Para o Portugal ViaOutlets, o capital humano continua a ser assim fundamental, visto que parte da experiência do cliente são os vendedores presentes nas lojas que proporcionam um serviço que faz os clientes regressarem.
"Os chatbots poderão vir a ser uma realidade, mas acreditamos que as relações humanas continuarão a fazer a diferença", concluiu a marketing diretor.
IA, regulação e reputação
Aplicada em tudo o que fazemos a IA também já chegou ao setor da banca. Paulo Vaz Tomé, head of Communication and Brand do novobanco, descreveu como os bancos utilizam cada vez mais técnicas do domínio da inteligência artificial, sobretudo nos âmbitos da gestão de risco, interação com os clientes e gestão de fraude e otimização de processos.
No caso da cibersegurança, o nível de rapidez e complexidade das técnicas utilizadas pelos atacantes, também elas assentes em inteligência artificial, obrigam a uma resposta ajustada dos bancos, sob pena de os seus controlos se tornarem não efetivos.
"Nesta era digital, o setor da banca tem a obrigação de salvaguardar as pessoas que lhes confiam as suas poupanças", observou Paulo Vaz Tomé.
O head of Communication and Brand considera que os bancos têm de aprender a comunicar e a fazer o marketing dos seus produtos, tendo em consideração este novo mundo da inteligência artificial que está em permanente mudança. O que por sua vez resulta na atualização consecutiva de medidas de regulação que protejam os interesses do consumidor.
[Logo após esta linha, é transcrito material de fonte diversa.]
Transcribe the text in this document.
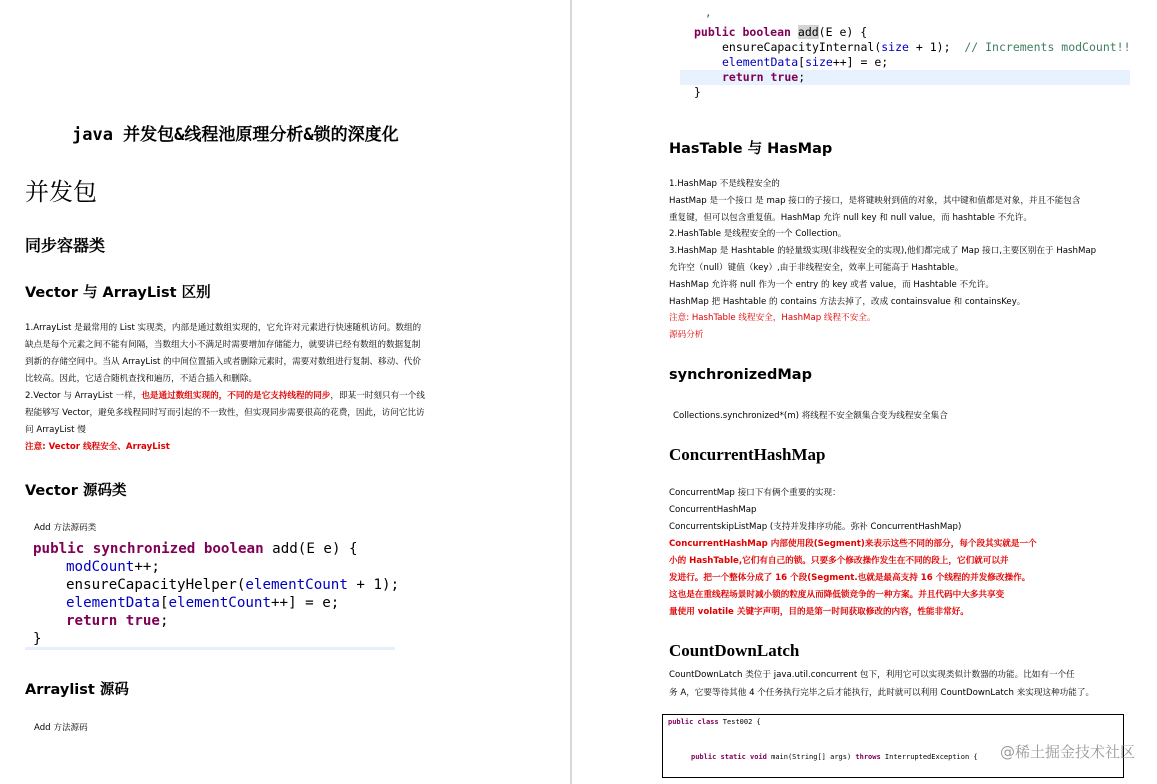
java 并发包&线程池原理分析&锁的深度化
并发包
同步容器类
Vector 与 ArrayList 区别
1.ArrayList 是最常用的 List 实现类，内部是通过数组实现的，它允许对元素进行快速随机访问。数组的
缺点是每个元素之间不能有间隔，当数组大小不满足时需要增加存储能力，就要讲已经有数组的数据复制
到新的存储空间中。当从 ArrayList 的中间位置插入或者删除元素时，需要对数组进行复制、移动、代价
比较高。因此，它适合随机查找和遍历，不适合插入和删除。
2.Vector 与 ArrayList 一样，也是通过数组实现的，不同的是它支持线程的同步，即某一时刻只有一个线
程能够写 Vector，避免多线程同时写而引起的不一致性，但实现同步需要很高的花费，因此，访问它比访
问 ArrayList 慢
注意: Vector 线程安全、ArrayList
Vector 源码类
Add 方法源码类
public synchronized boolean add(E e) {
modCount++;
ensureCapacityHelper(elementCount + 1);
elementData[elementCount++] = e;
return true;
}
Arraylist 源码
Add 方法源码
,
public boolean add(E e) {
ensureCapacityInternal(size + 1); // Increments modCount!!
elementData[size++] = e;
return true;
}
HasTable 与 HasMap
1.HashMap 不是线程安全的
HastMap 是一个接口 是 map 接口的子接口，是将键映射到值的对象，其中键和值都是对象，并且不能包含
重复键，但可以包含重复值。HashMap 允许 null key 和 null value，而 hashtable 不允许。
2.HashTable 是线程安全的一个 Collection。
3.HashMap 是 Hashtable 的轻量级实现(非线程安全的实现),他们都完成了 Map 接口,主要区别在于 HashMap
允许空（null）键值（key）,由于非线程安全，效率上可能高于 Hashtable。
HashMap 允许将 null 作为一个 entry 的 key 或者 value，而 Hashtable 不允许。
HashMap 把 Hashtable 的 contains 方法去掉了，改成 containsvalue 和 containsKey。
注意: HashTable 线程安全，HashMap 线程不安全。
源码分析
synchronizedMap
Collections.synchronized*(m) 将线程不安全额集合变为线程安全集合
ConcurrentHashMap
ConcurrentMap 接口下有俩个重要的实现：
ConcurrentHashMap
ConcurrentskipListMap (支持并发排序功能。弥补 ConcurrentHashMap)
ConcurrentHashMap 内部使用段(Segment)来表示这些不同的部分，每个段其实就是一个
小的 HashTable,它们有自己的锁。只要多个修改操作发生在不同的段上，它们就可以并
发进行。把一个整体分成了 16 个段(Segment.也就是最高支持 16 个线程的并发修改操作。
这也是在重线程场景时减小锁的粒度从而降低锁竞争的一种方案。并且代码中大多共享变
量使用 volatile 关键字声明，目的是第一时间获取修改的内容，性能非常好。
CountDownLatch
CountDownLatch 类位于 java.util.concurrent 包下，利用它可以实现类似计数器的功能。比如有一个任
务 A，它要等待其他 4 个任务执行完毕之后才能执行，此时就可以利用 CountDownLatch 来实现这种功能了。
public class Test002 {
public static void main(String[] args) throws InterruptedException { @稀土掘金技术社区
"Temos de nos ajustar e adaptar perante os novos desafios colocados pelos reguladores. A verdade é que andamos consecutivamente a correr contra o prejuízo, mas o nosso objetivo é sempre salvaguardar os dados e interesses dos nossos clientes", sublinhou.
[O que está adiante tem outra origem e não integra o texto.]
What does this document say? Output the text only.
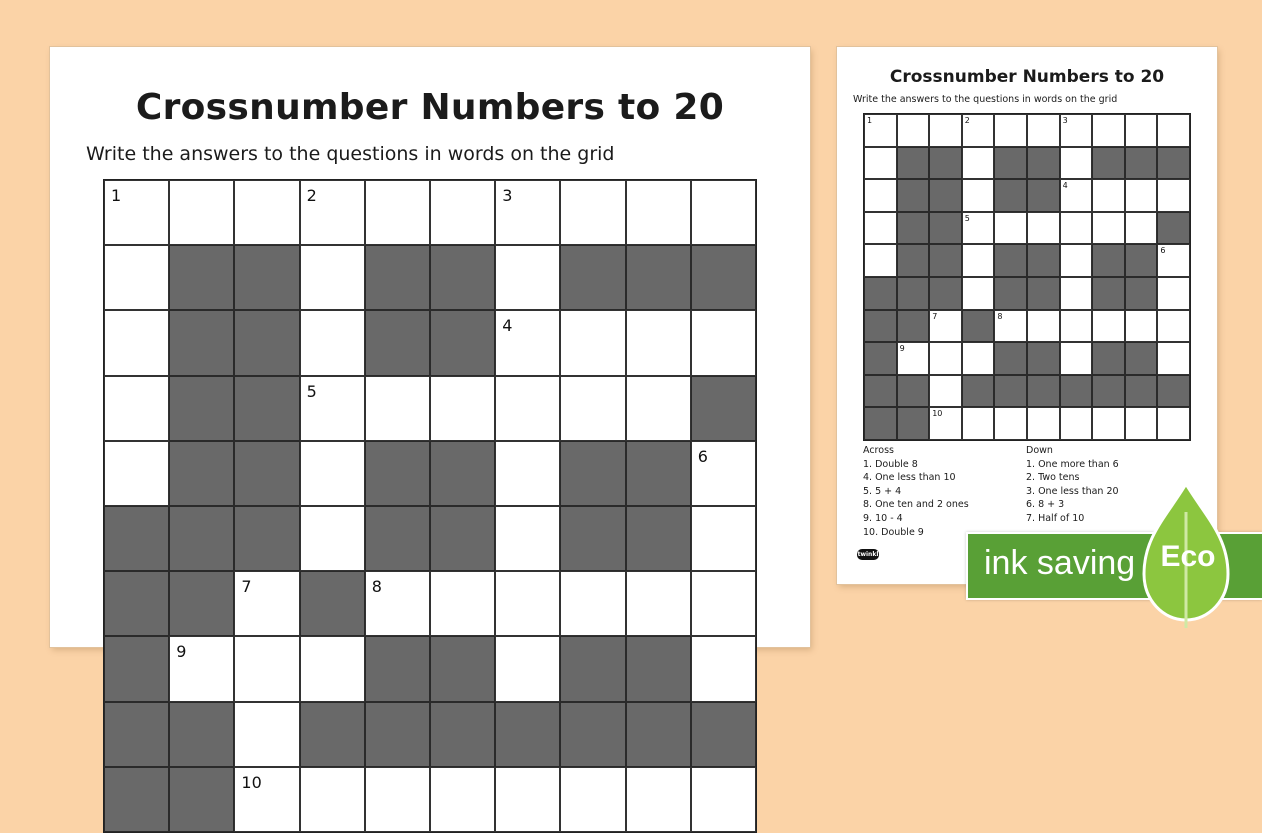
Crossnumber Numbers to 20
Write the answers to the questions in words on the grid
1	2	3
4
5
6
7	8
9
10
Crossnumber Numbers to 20
Write the answers to the questions in words on the grid
1	2	3
4
5
6
7	8
9
10
Across
1. Double 8
4. One less than 10
5. 5 + 4
8. One ten and 2 ones
9. 10 - 4
10. Double 9
Down
1. One more than 6
2. Two tens
3. One less than 20
6. 8 + 3
7. Half of 10
twinkl	ink saving Eco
Paralelamente, Paulo Vaz Tomé acredita que as funcionalidades que a IA proporciona aumentam não só a proximidade dos consumidores às marcas, mas também as suas expectativas. Ou seja, além de implementarem tecnologia de ponta, as empresas têm de ter funcionários que dominem e saibam utilizar essa tecnologia da melhor forma.
"Vivemos numa época em que, com razão, os clientes estão cada vez mais intolerantes ao erro. Com as redes sociais, por exemplo, qualquer falha pode levar a uma situação descontrolada e provocar a perda de reputação da marca", acrescentou.
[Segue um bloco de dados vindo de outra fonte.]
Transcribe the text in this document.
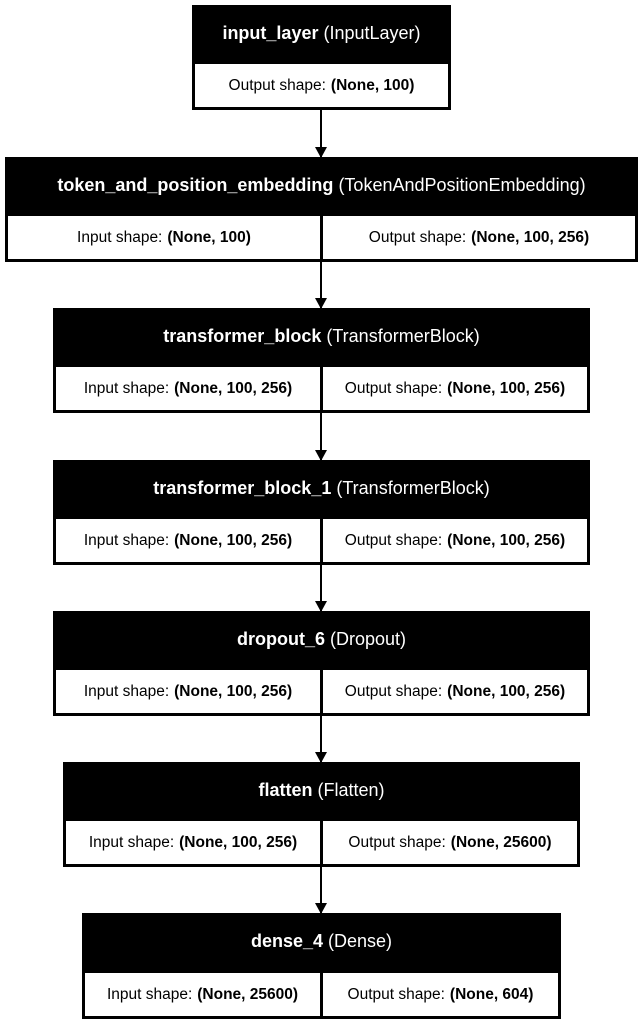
input_layer (InputLayer)
Output shape: (None, 100)
token_and_position_embedding (TokenAndPositionEmbedding)
Input shape: (None, 100)	Output shape: (None, 100, 256)
transformer_block (TransformerBlock)
Input shape: (None, 100, 256)	Output shape: (None, 100, 256)
transformer_block_1 (TransformerBlock)
Input shape: (None, 100, 256)	Output shape: (None, 100, 256)
dropout_6 (Dropout)
Input shape: (None, 100, 256)	Output shape: (None, 100, 256)
flatten (Flatten)
Input shape: (None, 100, 256)	Output shape: (None, 25600)
dense_4 (Dense)
Input shape: (None, 25600)	Output shape: (None, 604)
No fundo, apesar das novas ferramentas que a IA oferece, nomeadamente novas formas de chegar às audiências e de antecipar as suas necessidades, os clientes continuam a procurar nas marcas uma identidade própria, narrativas apelativas, solidez, confiança, uma reputação exímia e, claro, um produto sólido. Qualidades que, pelo menos por agora, só o ser humano, que pensa mas também se emociona, pode garantir.